News and notes: 100-foot mural coming to Ninth and Iowa area; a look at a pair of construction projects on McDonald Drive

photo by: Courtesy Fairtrade America
A digital rendering shows a planned mural for The Merc building near Ninth and Iowa streets.
News and notes from around town:
• A piece of Honduras soon will be occupying a prominent piece of real estate in Lawrence. Motorists near Ninth and Iowa streets soon will start to see a nearly 100-foot mural emerge on the north wall of The Merc, the co-op grocer that anchors the shopping center at the intersection.
The project is part of a national effort by Fairtrade America to highlight farmers and other producers of products that are sold using fair trade principles. In this case, the mural is of Honduras coffee farmer Joselinda Manueles, who owns her own farm and supplies beans for the Kicking Horse Coffee Brand that The Merc sells at its Lawrence store.
Lawrence is just one of three cities where Fairtrade America is installing a mural this year, joining Philadelphia and Providence, Rhode Island.
A spokeswoman for Fairtrade America — an organization that certifies products and brands as being ethically produced regarding everything from wages paid to workers to environmental impacts of production — said the mural is designed to “honor a shared commitment to cultivating strong relationships with the people behind the food we eat every day.”
It is a statement that soon will be hard to miss. The mural, which received a mural permit from the city earlier this month, will occupy the majority of the grocery store’s north wall. Kansas City artists Isaac Tapia and Rodrigo Alvarez will create the mural, with work scheduled to begin this week and lasting through Sept. 25. The duo, which operates under the name IT-RA Icons, has produced about 60 murals since its founding in 2017, including pieces at the new Kansas City International Airport.
The Merc, via its website, said the mural made a lot of sense for the Lawrence store for multiple reasons. In addition to the store selling products that Manueles grows for, she also helped found a cooperative in Honduras, and she is a big user of solar power. The Merc has one of the larger solar arrays in Lawrence in its parking lot, and Manueles has been using solar power for 30 years to power her farm.

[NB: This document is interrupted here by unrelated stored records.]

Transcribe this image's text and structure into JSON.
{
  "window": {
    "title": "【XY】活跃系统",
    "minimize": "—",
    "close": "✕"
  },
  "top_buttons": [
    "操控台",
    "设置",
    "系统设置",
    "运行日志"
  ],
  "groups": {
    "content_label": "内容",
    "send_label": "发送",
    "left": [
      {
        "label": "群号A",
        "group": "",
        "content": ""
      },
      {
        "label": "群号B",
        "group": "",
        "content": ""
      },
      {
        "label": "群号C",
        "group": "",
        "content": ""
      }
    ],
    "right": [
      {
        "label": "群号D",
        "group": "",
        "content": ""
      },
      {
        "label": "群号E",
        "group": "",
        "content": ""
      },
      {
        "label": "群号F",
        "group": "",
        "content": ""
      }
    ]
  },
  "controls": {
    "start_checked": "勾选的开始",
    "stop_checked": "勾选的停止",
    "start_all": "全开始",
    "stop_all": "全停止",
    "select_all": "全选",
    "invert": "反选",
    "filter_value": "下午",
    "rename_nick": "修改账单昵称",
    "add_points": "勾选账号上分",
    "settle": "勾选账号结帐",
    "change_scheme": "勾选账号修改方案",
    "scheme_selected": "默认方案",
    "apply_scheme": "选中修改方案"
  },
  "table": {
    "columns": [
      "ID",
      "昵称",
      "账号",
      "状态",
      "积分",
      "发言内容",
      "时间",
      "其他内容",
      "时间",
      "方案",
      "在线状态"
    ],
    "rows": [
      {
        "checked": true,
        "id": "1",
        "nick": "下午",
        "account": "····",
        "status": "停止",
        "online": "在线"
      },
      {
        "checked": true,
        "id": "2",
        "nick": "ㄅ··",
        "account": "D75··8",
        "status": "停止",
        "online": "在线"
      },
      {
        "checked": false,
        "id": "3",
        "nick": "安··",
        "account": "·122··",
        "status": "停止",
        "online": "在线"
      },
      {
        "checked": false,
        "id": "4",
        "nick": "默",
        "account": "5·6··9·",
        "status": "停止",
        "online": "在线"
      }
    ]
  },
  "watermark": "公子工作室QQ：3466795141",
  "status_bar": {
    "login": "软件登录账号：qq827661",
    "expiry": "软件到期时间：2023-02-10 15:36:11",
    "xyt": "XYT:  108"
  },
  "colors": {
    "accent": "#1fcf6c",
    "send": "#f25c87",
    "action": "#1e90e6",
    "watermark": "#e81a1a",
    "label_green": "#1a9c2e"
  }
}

photo by: Chad Lawhorn/Journal-World
Construction work on a three-story min-storage business near McDonald Drive and Princeton Boulevard is shown in September 2023.
• Talk of solar reminded me about last week’s article regarding a proposed solar farm near the Hallmark Cards plant along McDonald Drive. That, in turn, reminded me that there are a couple of other projects underway along McDonald Drive that readers have been asking about.
The first is a large construction project at the corner of McDonald Drive and Princeton Boulevard. Two towers are coming out of the ground on vacant property in front of the Comfort Inn hotel.
That construction is for a very large mini-storage business. I wrote about it briefly in July 2022, but it has taken a while for the project to get to the construction stage. The project calls for a three-story, 76,000-square-foot building that will house 477 storage units, according to the plans on file with the city. The big towers, I believe, are elevator shafts. (Wimps. I got a pool table into a basement without an elevator — and the paramedics didn’t have one to get me out of the basement either.) Look for the business to operate under the Space Saver Storage brand, according to information filed at City Hall.

photo by: Chad Lawhorn/Journal-World
Construction work for a new parking lot for the Army National Guard Center along McDonald Drive is shown in September 2023.
• The second project involves excavation work underway at the Kansas Army National Guard Center that is near the southwest corner of McDonald Drive and Princeton Boulevard. The Army may well do more before 9 a.m. than most of us do all day, but that doesn’t necessarily mean it is is exciting. This project is a case in point. The work underway is for a new parking lot, according to plans on file with the city. The project will add about 30 parking spaces to the facility, which might be a sign that the armory will become more active in the future.